As global reinsurance executives gathered in Monte Carlo for their annual Reinsurance Rendezvous, Fitch Ratings said it expects consolidation of the industry will continue.
The firm said intense market competition and capital levels will continue to drive merger and acquisition (M&A) activity in the reinsurance sector while smaller players lacking scale and diversification will see further pressure on growth and profitability.
According to Fitch, marginalized companies are increasingly faced with the difficulty of operating in a difficult market environment to investigate M & A.

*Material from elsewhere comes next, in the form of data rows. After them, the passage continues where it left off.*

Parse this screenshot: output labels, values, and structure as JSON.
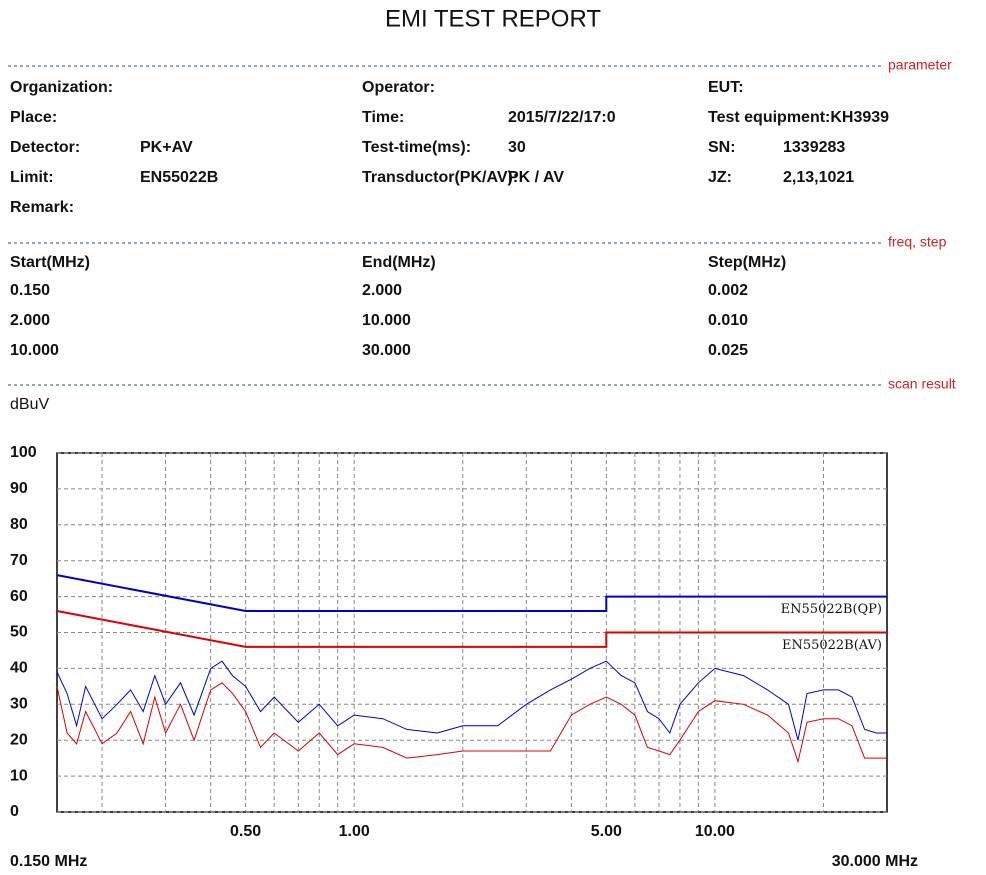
{
  "header": {
    "title": "EMI TEST REPORT"
  },
  "sections": {
    "parameter": "parameter",
    "freq_step": "freq, step",
    "scan_result": "scan result"
  },
  "parameters": [
    [
      {
        "label": "Organization:"
      },
      {
        "label": "Operator:"
      },
      {
        "label": "EUT:"
      }
    ],
    [
      {
        "label": "Place:"
      },
      {
        "label": "Time:",
        "value": "2015/7/22/17:0"
      },
      {
        "label": "Test equipment:KH3939"
      }
    ],
    [
      {
        "label": "Detector:",
        "value": "PK+AV"
      },
      {
        "label": "Test-time(ms):",
        "value": "30"
      },
      {
        "label": "SN:",
        "value": "1339283"
      }
    ],
    [
      {
        "label": "Limit:",
        "value": "EN55022B"
      },
      {
        "label": "Transductor(PK/AV):",
        "value": "PK  /  AV"
      },
      {
        "label": "JZ:",
        "value": "2,13,1021"
      }
    ],
    [
      {
        "label": "Remark:"
      }
    ]
  ],
  "freq_table": {
    "header": [
      "Start(MHz)",
      "End(MHz)",
      "Step(MHz)"
    ],
    "rows": [
      [
        "0.150",
        "2.000",
        "0.002"
      ],
      [
        "2.000",
        "10.000",
        "0.010"
      ],
      [
        "10.000",
        "30.000",
        "0.025"
      ]
    ]
  },
  "chart_data": {
    "type": "line",
    "y_label": "dBuV",
    "xscale": "log",
    "grid": true,
    "xlim": [
      0.15,
      30
    ],
    "ylim": [
      0,
      100
    ],
    "yticks": [
      0,
      10,
      20,
      30,
      40,
      50,
      60,
      70,
      80,
      90,
      100
    ],
    "xticks": [
      {
        "value": 0.5,
        "label": "0.50"
      },
      {
        "value": 1,
        "label": "1.00"
      },
      {
        "value": 5,
        "label": "5.00"
      },
      {
        "value": 10,
        "label": "10.00"
      }
    ],
    "xgrid": [
      0.2,
      0.3,
      0.4,
      0.5,
      0.6,
      0.7,
      0.8,
      0.9,
      1,
      2,
      3,
      4,
      5,
      6,
      7,
      8,
      9,
      10,
      20
    ],
    "x_start_label": "0.150 MHz",
    "x_end_label": "30.000 MHz",
    "series": [
      {
        "name": "EN55022B(QP)",
        "color": "#0000cc",
        "width": 2,
        "x": [
          0.15,
          0.5,
          5,
          5,
          30
        ],
        "values": [
          66,
          56,
          56,
          60,
          60
        ]
      },
      {
        "name": "EN55022B(AV)",
        "color": "#dd0000",
        "width": 2,
        "x": [
          0.15,
          0.5,
          5,
          5,
          30
        ],
        "values": [
          56,
          46,
          46,
          50,
          50
        ]
      },
      {
        "color": "#0000cc",
        "width": 1,
        "x": [
          0.15,
          0.16,
          0.17,
          0.18,
          0.2,
          0.22,
          0.24,
          0.26,
          0.28,
          0.3,
          0.33,
          0.36,
          0.4,
          0.43,
          0.46,
          0.5,
          0.55,
          0.6,
          0.7,
          0.8,
          0.9,
          1.0,
          1.2,
          1.4,
          1.7,
          2.0,
          2.5,
          3.0,
          3.5,
          4.0,
          4.5,
          5.0,
          5.5,
          6.0,
          6.5,
          7.0,
          7.5,
          8.0,
          9.0,
          10,
          12,
          14,
          16,
          17,
          18,
          20,
          22,
          24,
          26,
          28,
          30
        ],
        "values": [
          39,
          33,
          24,
          35,
          26,
          30,
          34,
          28,
          38,
          30,
          36,
          27,
          40,
          42,
          38,
          35,
          28,
          32,
          25,
          30,
          24,
          27,
          26,
          23,
          22,
          24,
          24,
          30,
          34,
          37,
          40,
          42,
          38,
          36,
          28,
          26,
          22,
          30,
          36,
          40,
          38,
          34,
          30,
          20,
          33,
          34,
          34,
          32,
          23,
          22,
          22
        ]
      },
      {
        "color": "#dd0000",
        "width": 1,
        "x": [
          0.15,
          0.16,
          0.17,
          0.18,
          0.2,
          0.22,
          0.24,
          0.26,
          0.28,
          0.3,
          0.33,
          0.36,
          0.4,
          0.43,
          0.46,
          0.5,
          0.55,
          0.6,
          0.7,
          0.8,
          0.9,
          1.0,
          1.2,
          1.4,
          1.7,
          2.0,
          2.5,
          3.0,
          3.5,
          4.0,
          4.5,
          5.0,
          5.5,
          6.0,
          6.5,
          7.0,
          7.5,
          8.0,
          9.0,
          10,
          12,
          14,
          16,
          17,
          18,
          20,
          22,
          24,
          26,
          28,
          30
        ],
        "values": [
          35,
          22,
          19,
          28,
          19,
          22,
          28,
          19,
          32,
          22,
          30,
          20,
          34,
          36,
          33,
          28,
          18,
          22,
          17,
          22,
          16,
          19,
          18,
          15,
          16,
          17,
          17,
          17,
          17,
          27,
          30,
          32,
          30,
          27,
          18,
          17,
          16,
          20,
          28,
          31,
          30,
          27,
          22,
          14,
          25,
          26,
          26,
          24,
          15,
          15,
          15
        ]
      }
    ]
  }
}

Firman’s analysts said that with the impact of US tax reforms and record losses in 2017, they wanted to support sectoral mergers and acquisitions until 2019.
According to Fitch, the potential benefits of consolidation for reinsurers include income diversity, scale economies, better return on capital and a more competitive position. However, in the case of a competitive offer, the acquirer increases the risk of extra dilution from additional acquisition, particularly in assessing the reserve adequacy of a target company and the potential complications and effective integration in practice.

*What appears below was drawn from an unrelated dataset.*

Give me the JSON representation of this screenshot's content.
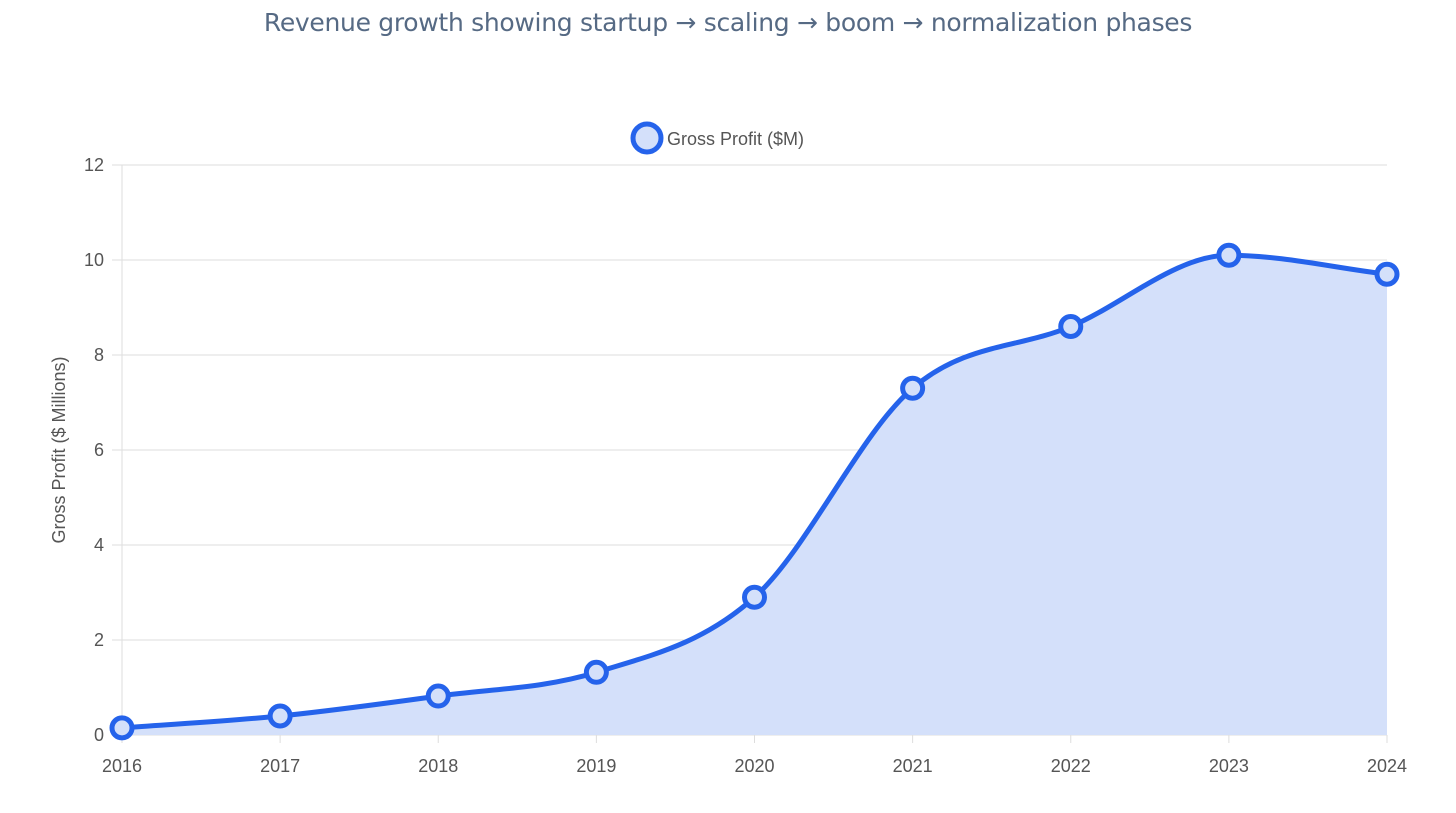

Reinsurers also focus on cost effectiveness and penetration in emerging markets. The last reinsurance coefficient is 1.1x – 1.6x book value and the income coefficient is between 0.7x – 1.9x.
The gains that have provided alternative capital platforms to diversify revenue streams have increased dramatically in recent years. Aon Securities estimates that the implementation of alternative capital has increased by 10 percent since 2017, reaching 98 billion dollars at the end of the first half of this year, up 98 percent. Fitch analysts said Markel’s acquisition of Nephila has further expanded its presence in the insurance-linked securities (ILS) sector, which is more quarters-based, and strengthens its position as the leader of ILS funds. In December 2015, Markel bought CatCo, a bribery and reinsurance investment specialist, who shows that traditional (re) insurance and alternative capital market reinsurance are even closer.
Fitch underscored the tendency to scale and diversify to stay in a competitive market, even though greater opportunities are more difficult to justify on a cost-saving basis. It is expected that AXA will close the XL Group for $ 15.2 billion (1.5x book value) by the end of the year. XL will be part of a very strong, wider multi-line organization combined with AXA, Europe’s largest insurance company, with a gross premium written. This acquisition allowed AIG to purchase $ 5.4 billion (1.6x book value) of July 2018 Bermuda-based Validus. Thus AIG was profitable reinsurance and Lloyd’s market platform. What’s more, both agreements provide access to established alternative capital platforms that the company does not currently have.
Fitch said that the acquisition of smaller, capital-constrained businesses is reflected in the lower acquisition coefficients. Apollo Funds’ purchase of $ 2.6 billion Aspen Insurance (1.1x book value) reflects the distressing nature of the reinsurance business and its massive catastrophic losses in 2H17. Maiden Re was marginalized at the same time, which forced Enstar Group Limited, a sales record-breaking specialist, for $ 308 million, and that reinsurance firm Transatlantic Re. Fitch said that Maiden Re was active and that it would serve as a captive reinsurer for AmTrust, who only deals with his own financial troubles.